I went to the pass earlier this week, to two spots where I normally find Prince porcini, the best-of-the-best mushrooms. It’s been warm, but late snows from last month still cover some of the fields, and the ‘shrooms are nowhere to be found. But oh my goodness, the early wildflowers are spectacular.

Snow drifts at 11,000 feet and above are slowly melting, and yellow and white windflowers—a form of anemone—blanket the slushy areas. The flowers scatter through shady bogs on the forested mountainside, as if someone dropped loose pearls on the forest floor. The clusters of blooms are as thick as thieves in wetlands that will dwindle to thin trickles in a few weeks.

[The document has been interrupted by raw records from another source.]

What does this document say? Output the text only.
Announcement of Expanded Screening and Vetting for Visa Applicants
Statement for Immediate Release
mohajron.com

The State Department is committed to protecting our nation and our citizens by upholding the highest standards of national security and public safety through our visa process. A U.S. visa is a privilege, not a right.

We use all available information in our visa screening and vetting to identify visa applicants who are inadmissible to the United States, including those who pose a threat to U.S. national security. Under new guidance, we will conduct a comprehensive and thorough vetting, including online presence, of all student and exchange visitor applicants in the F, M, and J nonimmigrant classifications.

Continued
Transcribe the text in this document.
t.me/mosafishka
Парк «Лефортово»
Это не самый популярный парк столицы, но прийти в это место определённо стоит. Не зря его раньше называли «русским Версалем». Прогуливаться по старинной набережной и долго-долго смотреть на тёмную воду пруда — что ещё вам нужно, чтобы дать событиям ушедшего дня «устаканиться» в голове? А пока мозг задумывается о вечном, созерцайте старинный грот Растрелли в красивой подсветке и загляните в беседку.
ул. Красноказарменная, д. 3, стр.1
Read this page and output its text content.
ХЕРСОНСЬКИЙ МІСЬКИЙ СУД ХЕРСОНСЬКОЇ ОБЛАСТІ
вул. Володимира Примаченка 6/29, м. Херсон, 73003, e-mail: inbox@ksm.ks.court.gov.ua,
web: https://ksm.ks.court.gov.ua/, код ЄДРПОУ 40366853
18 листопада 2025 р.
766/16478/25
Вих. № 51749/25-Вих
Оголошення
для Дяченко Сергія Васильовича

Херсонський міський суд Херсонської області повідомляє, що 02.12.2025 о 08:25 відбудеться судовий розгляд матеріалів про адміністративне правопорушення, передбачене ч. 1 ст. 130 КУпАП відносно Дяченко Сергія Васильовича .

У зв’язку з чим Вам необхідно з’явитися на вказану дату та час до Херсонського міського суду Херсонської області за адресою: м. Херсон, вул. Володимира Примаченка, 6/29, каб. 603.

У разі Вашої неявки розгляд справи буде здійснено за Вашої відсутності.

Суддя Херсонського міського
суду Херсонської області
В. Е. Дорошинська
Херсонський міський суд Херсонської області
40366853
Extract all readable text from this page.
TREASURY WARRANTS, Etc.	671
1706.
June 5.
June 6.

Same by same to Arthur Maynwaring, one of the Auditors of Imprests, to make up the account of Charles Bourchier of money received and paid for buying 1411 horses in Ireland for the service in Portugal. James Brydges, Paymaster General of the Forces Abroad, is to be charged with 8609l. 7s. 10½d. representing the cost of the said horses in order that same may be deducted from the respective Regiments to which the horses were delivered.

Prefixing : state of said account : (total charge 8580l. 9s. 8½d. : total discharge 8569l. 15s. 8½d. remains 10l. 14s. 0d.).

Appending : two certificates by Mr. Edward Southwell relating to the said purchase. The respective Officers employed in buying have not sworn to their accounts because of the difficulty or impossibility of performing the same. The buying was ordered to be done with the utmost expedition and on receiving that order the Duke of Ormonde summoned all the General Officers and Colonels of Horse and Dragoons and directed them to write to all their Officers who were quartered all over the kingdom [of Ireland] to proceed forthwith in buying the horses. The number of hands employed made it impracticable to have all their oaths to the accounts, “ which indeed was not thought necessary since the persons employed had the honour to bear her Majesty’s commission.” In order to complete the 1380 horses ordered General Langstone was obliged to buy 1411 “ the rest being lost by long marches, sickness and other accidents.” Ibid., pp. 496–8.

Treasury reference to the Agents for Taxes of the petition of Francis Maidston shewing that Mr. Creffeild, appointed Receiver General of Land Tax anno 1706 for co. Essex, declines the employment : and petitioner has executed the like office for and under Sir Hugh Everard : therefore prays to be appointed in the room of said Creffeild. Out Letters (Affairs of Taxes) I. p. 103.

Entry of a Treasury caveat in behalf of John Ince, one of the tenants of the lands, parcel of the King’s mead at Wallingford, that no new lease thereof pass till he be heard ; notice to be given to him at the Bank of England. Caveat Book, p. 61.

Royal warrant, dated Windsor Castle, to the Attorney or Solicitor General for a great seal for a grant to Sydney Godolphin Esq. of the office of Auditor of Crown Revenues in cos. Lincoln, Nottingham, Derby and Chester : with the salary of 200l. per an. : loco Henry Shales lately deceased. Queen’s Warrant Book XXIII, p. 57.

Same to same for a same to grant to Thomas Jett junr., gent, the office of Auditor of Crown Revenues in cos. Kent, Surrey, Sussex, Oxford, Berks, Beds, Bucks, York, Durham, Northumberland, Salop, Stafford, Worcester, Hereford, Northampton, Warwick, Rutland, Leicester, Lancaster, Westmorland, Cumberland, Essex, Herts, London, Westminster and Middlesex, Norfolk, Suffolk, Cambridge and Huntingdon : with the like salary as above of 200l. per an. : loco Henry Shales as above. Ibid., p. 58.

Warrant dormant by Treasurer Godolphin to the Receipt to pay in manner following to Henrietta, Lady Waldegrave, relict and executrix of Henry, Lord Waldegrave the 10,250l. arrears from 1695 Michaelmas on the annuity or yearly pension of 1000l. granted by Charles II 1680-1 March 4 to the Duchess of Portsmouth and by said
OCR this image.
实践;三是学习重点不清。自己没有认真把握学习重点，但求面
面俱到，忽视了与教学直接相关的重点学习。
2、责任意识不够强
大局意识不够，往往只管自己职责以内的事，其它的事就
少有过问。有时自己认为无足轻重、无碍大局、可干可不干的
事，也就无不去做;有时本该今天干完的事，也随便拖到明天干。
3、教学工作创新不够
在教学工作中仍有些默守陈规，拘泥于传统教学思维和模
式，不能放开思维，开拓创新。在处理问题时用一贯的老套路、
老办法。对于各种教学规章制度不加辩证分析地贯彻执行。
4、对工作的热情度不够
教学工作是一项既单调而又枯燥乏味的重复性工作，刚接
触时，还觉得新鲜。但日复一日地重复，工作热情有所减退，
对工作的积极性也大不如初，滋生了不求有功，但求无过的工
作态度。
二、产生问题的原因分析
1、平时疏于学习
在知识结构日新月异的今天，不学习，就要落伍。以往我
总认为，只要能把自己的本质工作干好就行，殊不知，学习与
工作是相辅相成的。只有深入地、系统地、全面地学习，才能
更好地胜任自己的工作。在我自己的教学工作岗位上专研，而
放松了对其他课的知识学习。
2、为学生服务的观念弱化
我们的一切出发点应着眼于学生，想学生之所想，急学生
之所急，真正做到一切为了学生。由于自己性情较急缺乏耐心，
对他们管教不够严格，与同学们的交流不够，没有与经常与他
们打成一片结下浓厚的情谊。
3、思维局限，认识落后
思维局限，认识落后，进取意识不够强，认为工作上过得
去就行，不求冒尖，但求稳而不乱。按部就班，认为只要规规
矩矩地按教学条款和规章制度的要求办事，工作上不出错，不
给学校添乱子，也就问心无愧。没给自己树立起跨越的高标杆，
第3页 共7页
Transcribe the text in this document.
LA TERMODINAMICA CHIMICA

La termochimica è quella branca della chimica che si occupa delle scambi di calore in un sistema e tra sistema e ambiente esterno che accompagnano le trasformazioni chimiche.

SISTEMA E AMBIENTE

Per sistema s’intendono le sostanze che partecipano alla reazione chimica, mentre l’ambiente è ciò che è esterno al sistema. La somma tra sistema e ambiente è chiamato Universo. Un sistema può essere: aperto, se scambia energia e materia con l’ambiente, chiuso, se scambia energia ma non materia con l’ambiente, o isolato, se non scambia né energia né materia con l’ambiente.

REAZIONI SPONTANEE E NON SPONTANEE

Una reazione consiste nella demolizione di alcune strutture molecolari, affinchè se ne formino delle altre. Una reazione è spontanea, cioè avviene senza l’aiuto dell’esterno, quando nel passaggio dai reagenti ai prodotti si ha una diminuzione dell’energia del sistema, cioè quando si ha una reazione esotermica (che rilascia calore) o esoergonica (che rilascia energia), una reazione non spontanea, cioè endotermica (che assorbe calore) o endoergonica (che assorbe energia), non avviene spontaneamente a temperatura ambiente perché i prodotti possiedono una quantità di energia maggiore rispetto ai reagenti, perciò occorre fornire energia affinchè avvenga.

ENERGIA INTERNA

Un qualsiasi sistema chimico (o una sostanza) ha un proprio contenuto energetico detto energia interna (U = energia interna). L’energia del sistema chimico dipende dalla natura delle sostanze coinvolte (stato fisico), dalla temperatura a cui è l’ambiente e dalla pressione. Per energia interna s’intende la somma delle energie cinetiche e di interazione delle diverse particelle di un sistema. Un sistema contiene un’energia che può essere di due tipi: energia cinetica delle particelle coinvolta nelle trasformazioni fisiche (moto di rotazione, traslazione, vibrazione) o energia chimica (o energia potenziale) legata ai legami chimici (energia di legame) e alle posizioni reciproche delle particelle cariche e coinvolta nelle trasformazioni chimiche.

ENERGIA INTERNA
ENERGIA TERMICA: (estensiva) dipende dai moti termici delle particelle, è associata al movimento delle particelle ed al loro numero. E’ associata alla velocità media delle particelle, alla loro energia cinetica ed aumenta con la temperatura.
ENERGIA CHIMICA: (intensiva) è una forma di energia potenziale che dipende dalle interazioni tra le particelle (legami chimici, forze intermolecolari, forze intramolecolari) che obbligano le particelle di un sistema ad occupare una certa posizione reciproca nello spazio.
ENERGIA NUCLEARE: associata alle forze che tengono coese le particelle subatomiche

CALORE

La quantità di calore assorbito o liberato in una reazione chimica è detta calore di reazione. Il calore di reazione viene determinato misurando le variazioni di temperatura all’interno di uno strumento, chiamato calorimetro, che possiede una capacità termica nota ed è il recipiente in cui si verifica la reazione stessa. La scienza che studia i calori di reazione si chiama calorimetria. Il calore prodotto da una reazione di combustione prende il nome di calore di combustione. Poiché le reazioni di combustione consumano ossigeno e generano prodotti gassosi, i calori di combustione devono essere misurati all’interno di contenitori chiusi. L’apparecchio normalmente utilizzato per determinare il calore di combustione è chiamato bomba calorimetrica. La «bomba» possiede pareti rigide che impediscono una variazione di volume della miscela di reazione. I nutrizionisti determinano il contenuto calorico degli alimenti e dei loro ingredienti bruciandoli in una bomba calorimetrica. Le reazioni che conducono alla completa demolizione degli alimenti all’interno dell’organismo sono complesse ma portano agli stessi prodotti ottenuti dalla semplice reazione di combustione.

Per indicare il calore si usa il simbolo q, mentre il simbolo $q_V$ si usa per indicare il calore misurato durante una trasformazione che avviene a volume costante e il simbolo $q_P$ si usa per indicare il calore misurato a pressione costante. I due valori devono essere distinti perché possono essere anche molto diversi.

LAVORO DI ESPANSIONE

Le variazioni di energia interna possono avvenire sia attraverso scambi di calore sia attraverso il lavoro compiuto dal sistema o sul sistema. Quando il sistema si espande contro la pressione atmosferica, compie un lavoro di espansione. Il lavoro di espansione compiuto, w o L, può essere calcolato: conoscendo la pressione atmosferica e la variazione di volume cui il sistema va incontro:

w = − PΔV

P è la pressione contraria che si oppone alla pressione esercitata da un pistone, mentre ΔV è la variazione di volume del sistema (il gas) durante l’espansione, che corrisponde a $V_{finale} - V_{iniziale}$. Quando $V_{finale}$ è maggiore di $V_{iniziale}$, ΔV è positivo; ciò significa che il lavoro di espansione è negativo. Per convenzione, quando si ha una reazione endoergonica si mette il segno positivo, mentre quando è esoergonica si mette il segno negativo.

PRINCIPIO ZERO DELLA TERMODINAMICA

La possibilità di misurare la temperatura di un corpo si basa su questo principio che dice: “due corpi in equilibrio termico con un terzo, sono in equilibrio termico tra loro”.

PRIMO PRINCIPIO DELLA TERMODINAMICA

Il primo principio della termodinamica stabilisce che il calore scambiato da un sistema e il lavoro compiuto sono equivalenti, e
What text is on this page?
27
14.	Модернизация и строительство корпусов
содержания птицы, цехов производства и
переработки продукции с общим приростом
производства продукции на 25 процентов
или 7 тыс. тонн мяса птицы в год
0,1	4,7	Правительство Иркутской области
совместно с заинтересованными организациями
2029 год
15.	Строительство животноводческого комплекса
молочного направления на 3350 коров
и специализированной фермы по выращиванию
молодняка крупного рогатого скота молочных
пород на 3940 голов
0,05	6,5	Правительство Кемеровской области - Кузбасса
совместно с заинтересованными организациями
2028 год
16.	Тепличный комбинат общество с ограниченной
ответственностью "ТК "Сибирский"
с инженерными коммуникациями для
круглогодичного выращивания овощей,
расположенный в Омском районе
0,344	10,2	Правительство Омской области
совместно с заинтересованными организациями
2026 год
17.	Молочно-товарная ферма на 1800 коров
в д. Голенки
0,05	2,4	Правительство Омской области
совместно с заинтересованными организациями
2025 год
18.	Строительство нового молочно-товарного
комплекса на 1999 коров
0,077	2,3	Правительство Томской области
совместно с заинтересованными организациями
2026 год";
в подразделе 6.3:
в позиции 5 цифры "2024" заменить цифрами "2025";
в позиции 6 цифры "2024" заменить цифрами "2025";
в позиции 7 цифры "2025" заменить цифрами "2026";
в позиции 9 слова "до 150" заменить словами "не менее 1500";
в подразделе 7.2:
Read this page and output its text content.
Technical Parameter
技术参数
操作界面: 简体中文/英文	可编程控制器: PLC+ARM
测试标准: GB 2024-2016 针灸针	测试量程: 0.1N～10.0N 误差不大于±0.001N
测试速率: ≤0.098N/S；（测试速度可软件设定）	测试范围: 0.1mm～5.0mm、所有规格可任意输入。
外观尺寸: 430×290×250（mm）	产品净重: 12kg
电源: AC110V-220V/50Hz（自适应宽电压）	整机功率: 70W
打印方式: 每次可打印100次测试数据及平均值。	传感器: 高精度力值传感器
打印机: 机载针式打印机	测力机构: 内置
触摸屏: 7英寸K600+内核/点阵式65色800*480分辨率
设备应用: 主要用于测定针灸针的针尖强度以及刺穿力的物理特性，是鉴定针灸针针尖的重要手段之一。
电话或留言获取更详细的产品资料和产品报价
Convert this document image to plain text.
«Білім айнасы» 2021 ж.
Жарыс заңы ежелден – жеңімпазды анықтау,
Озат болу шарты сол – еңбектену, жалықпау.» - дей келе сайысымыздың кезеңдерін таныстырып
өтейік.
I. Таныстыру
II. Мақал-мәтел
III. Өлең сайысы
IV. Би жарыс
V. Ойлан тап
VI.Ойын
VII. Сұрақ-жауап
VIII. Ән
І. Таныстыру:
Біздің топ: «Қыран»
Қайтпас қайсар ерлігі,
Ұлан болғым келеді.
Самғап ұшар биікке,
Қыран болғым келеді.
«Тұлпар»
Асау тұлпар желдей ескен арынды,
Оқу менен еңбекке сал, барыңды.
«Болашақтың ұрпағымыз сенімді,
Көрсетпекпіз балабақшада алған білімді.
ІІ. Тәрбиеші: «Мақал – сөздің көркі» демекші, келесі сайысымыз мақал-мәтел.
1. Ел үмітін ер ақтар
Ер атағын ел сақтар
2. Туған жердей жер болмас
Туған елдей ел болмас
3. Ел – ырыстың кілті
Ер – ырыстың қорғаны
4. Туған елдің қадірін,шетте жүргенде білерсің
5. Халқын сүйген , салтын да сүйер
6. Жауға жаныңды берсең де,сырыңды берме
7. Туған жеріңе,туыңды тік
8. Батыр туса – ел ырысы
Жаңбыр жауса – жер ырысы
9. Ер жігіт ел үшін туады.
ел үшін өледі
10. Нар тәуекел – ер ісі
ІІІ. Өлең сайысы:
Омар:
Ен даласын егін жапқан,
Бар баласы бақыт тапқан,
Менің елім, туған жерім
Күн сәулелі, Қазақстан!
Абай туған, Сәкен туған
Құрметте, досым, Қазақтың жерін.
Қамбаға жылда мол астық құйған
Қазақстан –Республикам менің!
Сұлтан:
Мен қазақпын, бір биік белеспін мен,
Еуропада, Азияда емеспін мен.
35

Wild violets, a favorite of mine, are starting to bloom. Within ten days their scent will add a topnote to the fresh smell of pine and spruce, and they’ll ldance on the forest floor like tiny butterflies for several weeks.

Although I didn’t find edible fungi, a cluster of what is known, in local parlance, as “cr*ppy brown mushrooms” festooned this tree stump. And a weid little fungus that reminds me of a curly sweet-potato chip added color to the forest floor.

Next week I’m returning to the lower fields again, to forage for morels and porcini, shrimp and oyster mushrooms. But I can tell from the way the mountainside looks that we’re going to have a banner year of mushrooming, and I’m hearing tales of 70-pound morel harvests to our southeast.